Annabel PriceAnnabel Price is a CLARHC Fellow 2014 and Consultant Liaison Psychiatrist at Cambridgeshire and Peterborough Foundation Trust (CPFT). She is based in the Liaison Psychiatry for Older People (LPOP) team at Addenbrooke’s Hospital.


DiAgNostic pracTice in dEmentia (DANTE): Use of routine anonymised NHS secondary care records to examine presentation, outcome and trends in Mild Cognitive Impairment and Dementia.

Research team:

Annabel Price, Vandana Veenith, Redwan Farooq, John O’Brien and Jonathan Lewis (database manager).

Routine clinical data can be used to track local referral and diagnostic patterns and this project uses the clinical records of patients referred to CPFT to look at time trends in diagnosis and outcome for a number of dementia subtypes. The aim of this project is to examine these records in order to better characterise diagnostic trends and to use these data to inform development of dementia services according to need. This study utilises the anonymised searchable Clinical Records Interactive Search (CRIS) database to access all existing secondary care records to determine the frequency of both generic (i.e. dementia, mild cognitive impairment) and sub-type specific (i.e. Alzheimer’s disease, vascular dementia, dementia with Lewy bodies) diagnoses of those presenting with cognitive problems over the last 10 years.

CRIS uses text mining techniques to search for words or phrases of interest. The records containing these word or phrases can then be accessed to extract demographic and clinical data. CRIS ensures anonymity by removing all identifying information from within the records.
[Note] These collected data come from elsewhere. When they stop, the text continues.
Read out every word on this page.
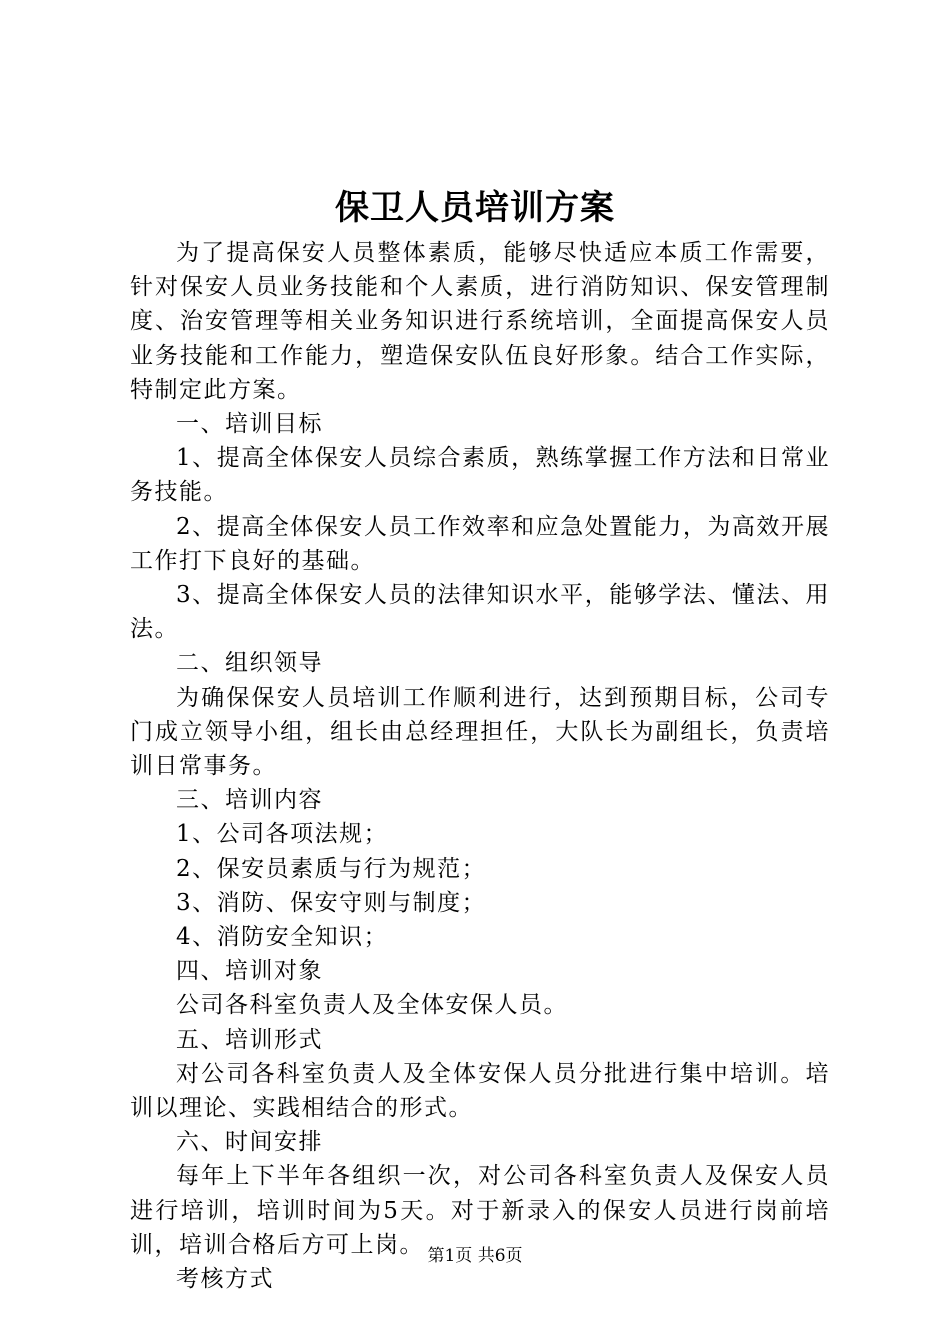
保卫人员培训方案

为了提高保安人员整体素质，能够尽快适应本质工作需要，针对保安人员业务技能和个人素质，进行消防知识、保安管理制度、治安管理等相关业务知识进行系统培训，全面提高保安人员业务技能和工作能力，塑造保安队伍良好形象。结合工作实际，特制定此方案。

一、培训目标

1、提高全体保安人员综合素质，熟练掌握工作方法和日常业务技能。

2、提高全体保安人员工作效率和应急处置能力，为高效开展工作打下良好的基础。

3、提高全体保安人员的法律知识水平，能够学法、懂法、用法。

二、组织领导

为确保保安人员培训工作顺利进行，达到预期目标，公司专门成立领导小组，组长由总经理担任，大队长为副组长，负责培训日常事务。

三、培训内容

1、公司各项法规；

2、保安员素质与行为规范；

3、消防、保安守则与制度；

4、消防安全知识；

四、培训对象

公司各科室负责人及全体安保人员。

五、培训形式

对公司各科室负责人及全体安保人员分批进行集中培训。培训以理论、实践相结合的形式。

六、时间安排

每年上下半年各组织一次，对公司各科室负责人及保安人员进行培训，培训时间为5天。对于新录入的保安人员进行岗前培训，培训合格后方可上岗。

考核方式

第1页 共6页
In the first phase of this study, medical student Redwan Farooq identified and all patients in the database with a diagnosis of Lewy Body Dementia. His findings showing a large increase in diagnostic rates between 2005 and 2012 were presented at the 2014 Royal College of Psychiatrists Old Age Faculty Conference. Along with Vandana Veenith I am currently identifying patients diagnosed with Alzheimer’s dementia during this period to compare diagnostic trends with the Lewy Body group and we plan to look next at Mild Cognitive Impairment and Frontotemporal Dementia.

The project has shown us that CRIS is a rich resource of clinical data which can give us can give us larger disease specific sample sizes than can usually be achieved by more traditional data collection methods. New text searching techniques are being developed to improve the accuracy of text mining methodology and we hope to incorporate these into future projects.

At present we are working on a ‘static’ database but will soon be able to work with a ‘live’ database which is updated regularly allowing us to track longitudinal outcomes such as mortality in our samples. As well as allowing us to gather data on diagnostic trends in dementia, the project has also allowed us to test the capabilities of the CRIS system within CPFT and look at how the records might be used as a basis for recruiting patients to ongoing research projects based on their diagnosis. Also, through the D-CRIS (Dementia-CRIS) network, we are building collaborations with research groups from other Trusts that have the CRIS system in place, with a view to working on projects together using much larger samples. The introduction of CRIS has been very exciting in CPFT especially as electronic case records become the established method of recording clinical data in the Trust. We look forward to updating you on our progress!